LONDON: A startup racing to develop a successful coronavirus vaccine has urged the government to ensure small firms are given development deals alongside pharmaceutical giants.

There are more than 160 vaccine candidates in development around the world and in Australia the tie-up between global biotech CSL and the University of Queensland is considered frontrunner.

However, smaller firms have also been involved in the development of possible candidates, including South Australian startup Vaxine, which is hoping to become one of the top five vaccine programs worldwide over the next three months.

The company’s founder, Professor Nikolai Petrovsky, said the pandemic showed how important it was for Australia to make sure it was engaging with firms beyond multinational biotechs to discuss supply. “By giving all government procurement contracts to big companies, this blocks opportunities for any up-and-coming companies and [brings] no opportunity to create an innovation ecosystem,” he said. “This is a major problem in Australia, whereas the US government mandates that a proportion of even the largest procurement contracts must flow to small- to medium-sized enterprises.”

Vaxine is planning its phase two and three trials of its COVAX-19 product and has been looking overseas for broad-scale manufacturing options given Australia would not have capacity to produce its doses onshore. The company hopes it can work with the Australian government to deploy its vaccine locally if successful but has not yet been able to engage policymakers in that conversation.

A spokesman for Health Minister Greg Hunt said the government was working on a range of fronts to secure vaccine supply for Australians. “Negotiations are well under way with COVID-19 vaccine developers on access and supply. The Australian government is considering advance purchasing options as well as local manufacturing options,” the spokesman said.

The government acknowledges that its key focus has been engaging biotechnology giant CSL in manufacturing. “Our clear expectation and intention is to be able to provide manufacturing onshore through CSL either being a producer of Australian vaccines or producing under licence for an overseas vaccine supplier,” the spokesman said.

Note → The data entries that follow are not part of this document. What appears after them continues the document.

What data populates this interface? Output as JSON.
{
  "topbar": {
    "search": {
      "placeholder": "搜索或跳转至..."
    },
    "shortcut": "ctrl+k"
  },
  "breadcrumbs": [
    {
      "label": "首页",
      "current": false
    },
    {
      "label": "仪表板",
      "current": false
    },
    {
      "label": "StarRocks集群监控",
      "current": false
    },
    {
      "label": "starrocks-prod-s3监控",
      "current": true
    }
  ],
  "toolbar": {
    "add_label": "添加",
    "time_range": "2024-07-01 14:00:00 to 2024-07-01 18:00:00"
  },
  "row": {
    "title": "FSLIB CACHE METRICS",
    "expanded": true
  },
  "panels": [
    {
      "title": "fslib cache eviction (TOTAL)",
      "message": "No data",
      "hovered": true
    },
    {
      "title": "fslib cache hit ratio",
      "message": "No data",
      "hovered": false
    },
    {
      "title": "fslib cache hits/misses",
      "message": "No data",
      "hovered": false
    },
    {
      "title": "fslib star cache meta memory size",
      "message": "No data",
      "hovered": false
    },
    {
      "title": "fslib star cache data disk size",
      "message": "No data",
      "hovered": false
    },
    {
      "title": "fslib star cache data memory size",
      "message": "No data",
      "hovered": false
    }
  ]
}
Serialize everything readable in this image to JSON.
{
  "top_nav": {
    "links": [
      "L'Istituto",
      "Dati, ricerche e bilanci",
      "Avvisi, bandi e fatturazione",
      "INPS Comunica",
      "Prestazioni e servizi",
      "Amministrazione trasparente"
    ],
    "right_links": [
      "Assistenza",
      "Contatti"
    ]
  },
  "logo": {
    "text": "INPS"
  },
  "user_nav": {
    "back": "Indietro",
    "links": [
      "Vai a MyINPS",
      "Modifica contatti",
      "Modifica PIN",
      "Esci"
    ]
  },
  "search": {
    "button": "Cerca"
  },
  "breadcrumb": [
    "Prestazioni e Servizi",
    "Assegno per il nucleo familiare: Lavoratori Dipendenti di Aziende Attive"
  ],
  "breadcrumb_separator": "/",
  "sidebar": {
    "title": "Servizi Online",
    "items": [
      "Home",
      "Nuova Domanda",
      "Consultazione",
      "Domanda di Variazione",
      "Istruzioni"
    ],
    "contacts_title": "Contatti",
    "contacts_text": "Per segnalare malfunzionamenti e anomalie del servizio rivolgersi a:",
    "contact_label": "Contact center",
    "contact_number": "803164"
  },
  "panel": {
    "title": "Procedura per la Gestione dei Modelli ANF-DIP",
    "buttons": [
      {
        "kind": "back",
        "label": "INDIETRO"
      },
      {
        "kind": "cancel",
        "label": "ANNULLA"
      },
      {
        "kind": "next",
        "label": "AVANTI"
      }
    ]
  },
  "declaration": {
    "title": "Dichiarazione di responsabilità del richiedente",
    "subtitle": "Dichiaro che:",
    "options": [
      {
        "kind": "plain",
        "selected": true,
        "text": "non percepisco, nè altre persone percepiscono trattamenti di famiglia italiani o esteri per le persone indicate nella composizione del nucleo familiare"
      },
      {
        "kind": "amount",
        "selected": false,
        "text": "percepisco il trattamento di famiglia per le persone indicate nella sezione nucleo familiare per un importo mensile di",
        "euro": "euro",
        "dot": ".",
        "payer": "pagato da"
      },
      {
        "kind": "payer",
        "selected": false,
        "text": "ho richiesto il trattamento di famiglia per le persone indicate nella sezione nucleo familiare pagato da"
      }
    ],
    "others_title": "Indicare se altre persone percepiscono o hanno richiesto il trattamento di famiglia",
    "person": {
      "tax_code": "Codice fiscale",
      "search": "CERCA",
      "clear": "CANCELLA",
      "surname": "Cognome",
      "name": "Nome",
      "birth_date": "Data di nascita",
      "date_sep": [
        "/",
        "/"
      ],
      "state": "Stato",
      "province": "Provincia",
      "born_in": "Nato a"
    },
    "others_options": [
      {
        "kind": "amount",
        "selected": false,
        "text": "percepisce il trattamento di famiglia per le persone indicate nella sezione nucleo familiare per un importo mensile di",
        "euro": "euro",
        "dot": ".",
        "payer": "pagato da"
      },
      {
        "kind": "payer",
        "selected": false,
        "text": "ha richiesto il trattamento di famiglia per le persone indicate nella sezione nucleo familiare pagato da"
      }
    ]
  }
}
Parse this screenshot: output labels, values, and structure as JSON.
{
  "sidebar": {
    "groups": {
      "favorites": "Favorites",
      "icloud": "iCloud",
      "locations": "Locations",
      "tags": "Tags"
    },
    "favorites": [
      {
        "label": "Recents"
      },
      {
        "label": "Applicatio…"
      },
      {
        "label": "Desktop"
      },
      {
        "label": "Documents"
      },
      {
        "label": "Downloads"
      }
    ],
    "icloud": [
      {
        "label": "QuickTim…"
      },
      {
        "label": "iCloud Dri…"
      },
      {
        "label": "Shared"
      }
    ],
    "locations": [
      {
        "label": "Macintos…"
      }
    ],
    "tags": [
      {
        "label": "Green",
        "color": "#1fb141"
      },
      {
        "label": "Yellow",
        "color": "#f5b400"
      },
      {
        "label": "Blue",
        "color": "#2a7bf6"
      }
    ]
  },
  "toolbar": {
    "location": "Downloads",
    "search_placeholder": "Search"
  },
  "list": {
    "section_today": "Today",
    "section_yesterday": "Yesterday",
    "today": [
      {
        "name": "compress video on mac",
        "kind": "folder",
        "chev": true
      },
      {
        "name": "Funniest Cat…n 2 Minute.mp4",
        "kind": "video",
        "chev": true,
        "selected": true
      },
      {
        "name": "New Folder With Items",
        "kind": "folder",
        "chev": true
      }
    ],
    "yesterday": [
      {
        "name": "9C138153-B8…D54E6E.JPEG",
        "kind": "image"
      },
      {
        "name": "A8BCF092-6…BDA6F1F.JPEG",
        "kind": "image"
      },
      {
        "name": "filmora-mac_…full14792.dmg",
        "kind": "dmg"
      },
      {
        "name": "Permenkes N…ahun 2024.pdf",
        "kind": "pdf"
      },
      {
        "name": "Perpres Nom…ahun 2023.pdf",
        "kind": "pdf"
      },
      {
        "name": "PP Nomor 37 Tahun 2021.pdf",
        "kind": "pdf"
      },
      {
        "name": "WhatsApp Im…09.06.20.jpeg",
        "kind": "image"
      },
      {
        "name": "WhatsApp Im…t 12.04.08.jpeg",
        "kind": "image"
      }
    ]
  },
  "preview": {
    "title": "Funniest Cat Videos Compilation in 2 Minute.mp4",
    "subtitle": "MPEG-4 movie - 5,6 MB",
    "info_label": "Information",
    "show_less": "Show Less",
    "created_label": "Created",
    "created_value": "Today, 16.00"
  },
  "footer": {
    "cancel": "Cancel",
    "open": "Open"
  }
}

Contract manufacturers say CSL is best placed to produce a vaccine at scale in Australia but that the country should still be looking to invest in manufacturing options for different stages of the vaccine making process.

Melbourne firm Sypharma works with researchers on the “fill and finish” part of vaccine making. The company has worked on both Vaxine’s candidate as well as clinical trial doses for the University of Queensland.